Sharon’s powerful presence has helped the nonprofit grow.

“She is the most glass half-full person I’ve ever met,” says McDonnell. “She has on a Superwoman shirt underneath what she is wearing,” adds Michael Meech, the other co-head of management, operations, and programs at One Love. “We talk to a lot of people everyday who see what Sharon is doing with the foundation, and they ask us, ‘How does she do it?’ She’s so positive, and people want to be a part of it because if Sharon has the strength to do it, they think, ‘How can we not help or get involved?’”

While the work has helped Sharon and Lexie channel their grief, it has also been a mixed blessing, with the weekly phone calls, Facebook posts, and tweets funneled through the foundation keeping the wound open.

“It’s somewhat cathartic,” Sharon says, “but it’s a double-edged sword. We are thrilled to be helping stop relationship violence; on the other hand, it’s a constant reminder.”

And yet, both women have made their peace with the past and moved on. These days, Lexie, a network engineer at Agora, is enjoying a new life with her husband of seven months, Jamie Hodges, an engineer who works for his fourth-generation family business Charles H. Hodges & Son.

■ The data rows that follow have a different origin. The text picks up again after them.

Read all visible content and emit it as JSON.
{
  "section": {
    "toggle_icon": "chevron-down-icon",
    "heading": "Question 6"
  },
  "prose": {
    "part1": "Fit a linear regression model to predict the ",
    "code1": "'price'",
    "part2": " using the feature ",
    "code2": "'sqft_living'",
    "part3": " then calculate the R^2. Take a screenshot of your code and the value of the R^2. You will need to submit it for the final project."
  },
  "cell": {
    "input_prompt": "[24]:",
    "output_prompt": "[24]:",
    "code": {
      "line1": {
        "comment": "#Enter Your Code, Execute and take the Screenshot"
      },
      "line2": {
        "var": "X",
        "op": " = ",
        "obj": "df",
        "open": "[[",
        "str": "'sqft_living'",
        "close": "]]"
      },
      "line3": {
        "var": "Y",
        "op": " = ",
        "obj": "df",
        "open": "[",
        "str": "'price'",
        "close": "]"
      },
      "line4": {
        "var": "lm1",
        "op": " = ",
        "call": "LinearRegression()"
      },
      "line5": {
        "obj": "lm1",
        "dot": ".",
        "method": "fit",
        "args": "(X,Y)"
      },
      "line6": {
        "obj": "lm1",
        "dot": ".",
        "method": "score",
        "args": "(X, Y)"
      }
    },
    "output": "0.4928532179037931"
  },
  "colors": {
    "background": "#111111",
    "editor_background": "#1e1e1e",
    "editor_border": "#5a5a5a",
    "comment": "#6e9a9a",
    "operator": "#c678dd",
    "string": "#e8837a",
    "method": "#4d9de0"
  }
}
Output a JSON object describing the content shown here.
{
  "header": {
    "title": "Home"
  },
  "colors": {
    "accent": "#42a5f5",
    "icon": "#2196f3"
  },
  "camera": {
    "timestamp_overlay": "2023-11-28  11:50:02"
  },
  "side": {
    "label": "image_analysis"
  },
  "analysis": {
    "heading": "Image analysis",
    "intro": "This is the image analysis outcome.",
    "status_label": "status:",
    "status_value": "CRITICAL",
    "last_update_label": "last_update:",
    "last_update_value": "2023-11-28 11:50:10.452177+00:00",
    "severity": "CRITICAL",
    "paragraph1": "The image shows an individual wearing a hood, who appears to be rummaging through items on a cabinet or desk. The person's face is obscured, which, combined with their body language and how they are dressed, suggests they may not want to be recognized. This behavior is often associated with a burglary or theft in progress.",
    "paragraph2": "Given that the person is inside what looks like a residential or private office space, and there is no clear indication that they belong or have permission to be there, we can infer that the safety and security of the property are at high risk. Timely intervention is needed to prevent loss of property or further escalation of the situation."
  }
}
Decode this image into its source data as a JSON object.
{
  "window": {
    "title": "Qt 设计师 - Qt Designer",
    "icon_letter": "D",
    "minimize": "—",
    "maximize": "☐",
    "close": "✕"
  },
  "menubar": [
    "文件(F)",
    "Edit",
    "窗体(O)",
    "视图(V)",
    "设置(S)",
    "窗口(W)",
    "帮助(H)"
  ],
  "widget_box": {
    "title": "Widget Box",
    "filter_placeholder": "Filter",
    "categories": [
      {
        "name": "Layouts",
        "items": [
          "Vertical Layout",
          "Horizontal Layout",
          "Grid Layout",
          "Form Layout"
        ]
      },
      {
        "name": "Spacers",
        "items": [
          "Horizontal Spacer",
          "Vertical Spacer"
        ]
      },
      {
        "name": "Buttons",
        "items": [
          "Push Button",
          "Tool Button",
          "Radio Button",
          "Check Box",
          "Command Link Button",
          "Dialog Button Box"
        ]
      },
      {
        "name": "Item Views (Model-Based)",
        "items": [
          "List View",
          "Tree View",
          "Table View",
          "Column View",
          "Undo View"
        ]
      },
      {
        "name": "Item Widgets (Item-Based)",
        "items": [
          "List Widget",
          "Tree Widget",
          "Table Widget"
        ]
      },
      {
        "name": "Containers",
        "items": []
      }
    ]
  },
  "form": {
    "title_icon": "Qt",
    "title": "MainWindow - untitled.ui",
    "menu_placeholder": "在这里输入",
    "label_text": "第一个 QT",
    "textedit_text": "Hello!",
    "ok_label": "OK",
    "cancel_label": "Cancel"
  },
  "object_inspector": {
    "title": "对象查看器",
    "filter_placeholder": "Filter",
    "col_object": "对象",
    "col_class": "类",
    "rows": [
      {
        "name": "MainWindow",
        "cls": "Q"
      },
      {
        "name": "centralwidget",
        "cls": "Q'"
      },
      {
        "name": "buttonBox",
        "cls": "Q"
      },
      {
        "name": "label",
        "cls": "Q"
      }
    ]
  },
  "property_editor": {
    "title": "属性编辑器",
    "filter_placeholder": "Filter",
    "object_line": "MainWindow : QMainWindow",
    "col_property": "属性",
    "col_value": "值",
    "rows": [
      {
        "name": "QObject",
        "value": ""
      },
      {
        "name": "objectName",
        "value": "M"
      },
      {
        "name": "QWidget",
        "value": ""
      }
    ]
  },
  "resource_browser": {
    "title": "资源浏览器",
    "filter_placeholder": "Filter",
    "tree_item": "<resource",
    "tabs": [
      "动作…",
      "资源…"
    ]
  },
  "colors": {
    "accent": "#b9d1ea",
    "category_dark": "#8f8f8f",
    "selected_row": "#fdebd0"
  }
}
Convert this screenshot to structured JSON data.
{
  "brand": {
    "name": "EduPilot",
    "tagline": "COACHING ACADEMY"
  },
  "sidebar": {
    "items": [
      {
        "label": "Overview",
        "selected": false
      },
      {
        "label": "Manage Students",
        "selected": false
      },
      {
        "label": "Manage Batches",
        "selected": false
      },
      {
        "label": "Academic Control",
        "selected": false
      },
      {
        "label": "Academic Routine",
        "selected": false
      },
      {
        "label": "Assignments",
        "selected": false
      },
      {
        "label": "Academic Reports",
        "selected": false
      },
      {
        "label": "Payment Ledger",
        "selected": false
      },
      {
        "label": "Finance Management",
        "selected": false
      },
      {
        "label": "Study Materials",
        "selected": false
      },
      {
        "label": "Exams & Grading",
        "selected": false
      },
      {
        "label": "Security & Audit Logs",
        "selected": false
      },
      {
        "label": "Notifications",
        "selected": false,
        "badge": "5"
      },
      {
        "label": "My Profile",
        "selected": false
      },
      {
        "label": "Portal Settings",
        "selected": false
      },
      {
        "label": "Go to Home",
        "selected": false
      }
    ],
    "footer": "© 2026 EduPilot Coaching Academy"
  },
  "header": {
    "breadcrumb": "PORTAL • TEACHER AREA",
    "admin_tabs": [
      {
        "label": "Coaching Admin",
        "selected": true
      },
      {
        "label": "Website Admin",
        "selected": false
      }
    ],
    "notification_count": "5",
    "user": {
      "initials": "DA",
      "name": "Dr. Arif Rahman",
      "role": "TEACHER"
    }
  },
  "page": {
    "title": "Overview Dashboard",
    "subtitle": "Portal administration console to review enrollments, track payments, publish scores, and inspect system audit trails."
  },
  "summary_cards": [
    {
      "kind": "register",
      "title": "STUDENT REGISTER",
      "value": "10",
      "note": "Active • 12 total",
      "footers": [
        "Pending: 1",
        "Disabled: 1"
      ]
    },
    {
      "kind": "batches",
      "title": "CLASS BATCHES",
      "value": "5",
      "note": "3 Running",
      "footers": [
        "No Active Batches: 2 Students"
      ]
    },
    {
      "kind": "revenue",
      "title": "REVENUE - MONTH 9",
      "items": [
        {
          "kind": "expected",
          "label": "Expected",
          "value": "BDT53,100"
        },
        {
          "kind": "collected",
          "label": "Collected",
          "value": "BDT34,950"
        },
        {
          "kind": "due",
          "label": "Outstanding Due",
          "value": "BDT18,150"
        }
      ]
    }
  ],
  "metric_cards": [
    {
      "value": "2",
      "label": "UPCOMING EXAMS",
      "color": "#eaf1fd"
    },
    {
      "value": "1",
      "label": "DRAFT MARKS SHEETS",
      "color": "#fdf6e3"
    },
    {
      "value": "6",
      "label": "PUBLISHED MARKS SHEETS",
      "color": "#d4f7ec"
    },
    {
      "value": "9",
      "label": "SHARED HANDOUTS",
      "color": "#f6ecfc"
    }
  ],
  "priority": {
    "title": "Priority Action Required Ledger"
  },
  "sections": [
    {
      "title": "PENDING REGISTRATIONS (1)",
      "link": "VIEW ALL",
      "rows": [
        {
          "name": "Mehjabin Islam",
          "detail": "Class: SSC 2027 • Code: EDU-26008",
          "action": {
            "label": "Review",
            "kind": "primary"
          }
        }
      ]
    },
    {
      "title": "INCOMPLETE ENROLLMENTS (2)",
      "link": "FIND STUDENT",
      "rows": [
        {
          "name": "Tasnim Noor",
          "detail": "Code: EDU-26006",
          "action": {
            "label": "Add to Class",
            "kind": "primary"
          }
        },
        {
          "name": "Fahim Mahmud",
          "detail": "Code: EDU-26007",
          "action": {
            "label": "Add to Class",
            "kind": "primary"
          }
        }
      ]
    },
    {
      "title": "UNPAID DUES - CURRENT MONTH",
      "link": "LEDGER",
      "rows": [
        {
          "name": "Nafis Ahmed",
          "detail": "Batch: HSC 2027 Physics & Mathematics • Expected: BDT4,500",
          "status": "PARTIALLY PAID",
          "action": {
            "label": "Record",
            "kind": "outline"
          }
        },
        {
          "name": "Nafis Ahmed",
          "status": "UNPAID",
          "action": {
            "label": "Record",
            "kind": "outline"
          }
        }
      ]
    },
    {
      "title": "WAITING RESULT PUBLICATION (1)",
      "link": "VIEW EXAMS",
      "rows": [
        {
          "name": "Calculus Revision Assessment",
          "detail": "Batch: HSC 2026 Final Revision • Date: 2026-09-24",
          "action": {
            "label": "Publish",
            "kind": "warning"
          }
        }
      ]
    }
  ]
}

Sharon, who retired last year after 28 years as a teacher and interpreter for the hearing-impaired in Baltimore City, spends her time walking Bandit at Meadowood Regional Park (where a statue of Yeardley is set to go up sometime soon), jotting down notes for a possible book about Yeardley’s life, doing foundation work, and drawing strength from other parents who’ve lost a child.

“I met a woman who had lost her child in the Lockerbie [Scotland] explosion and her advice was, ‘If you’re asked, go out even if you don’t want to,’” says Sharon. “Every time I think, ‘I don’t feel like doing that,’ I remember her words.”

Support has come from others as well: On the first anniversary of Yeardley’s death, Vice President Joseph R. Biden Jr., who lost his first wife and a child in a car accident in 1972—and whom Sharon met at a domestic-violence symposium—called to offer solace.

At Sharon’s home, memories of Yeardley are nearly everywhere, from a sea of family photos on a side table to dents on the door of the garage where a young Yeardley once bounced lacrosse balls.

“When she was five, she joined the rec league,” says Sharon. “She would go out and hit the ball into the garage door every free minute that she had. She loved it.”

With time to reflect, Sharon says Yeardley’s death has forced her to look at life through a different lens.

“You never can go back to your old way of thinking,” she says. “Even your religious thoughts change, and you become more open to a broader sense of things—I have faith that she’s around us, and that makes it more comforting.”

Love, as it turns out, is both a last name and a driving force.

“It would be easier to hide in a hole and let the world go by,” says Sharon, “but that doesn’t work. You have to get up and do what’s best. I always think that’s what Yeardley would have wanted.”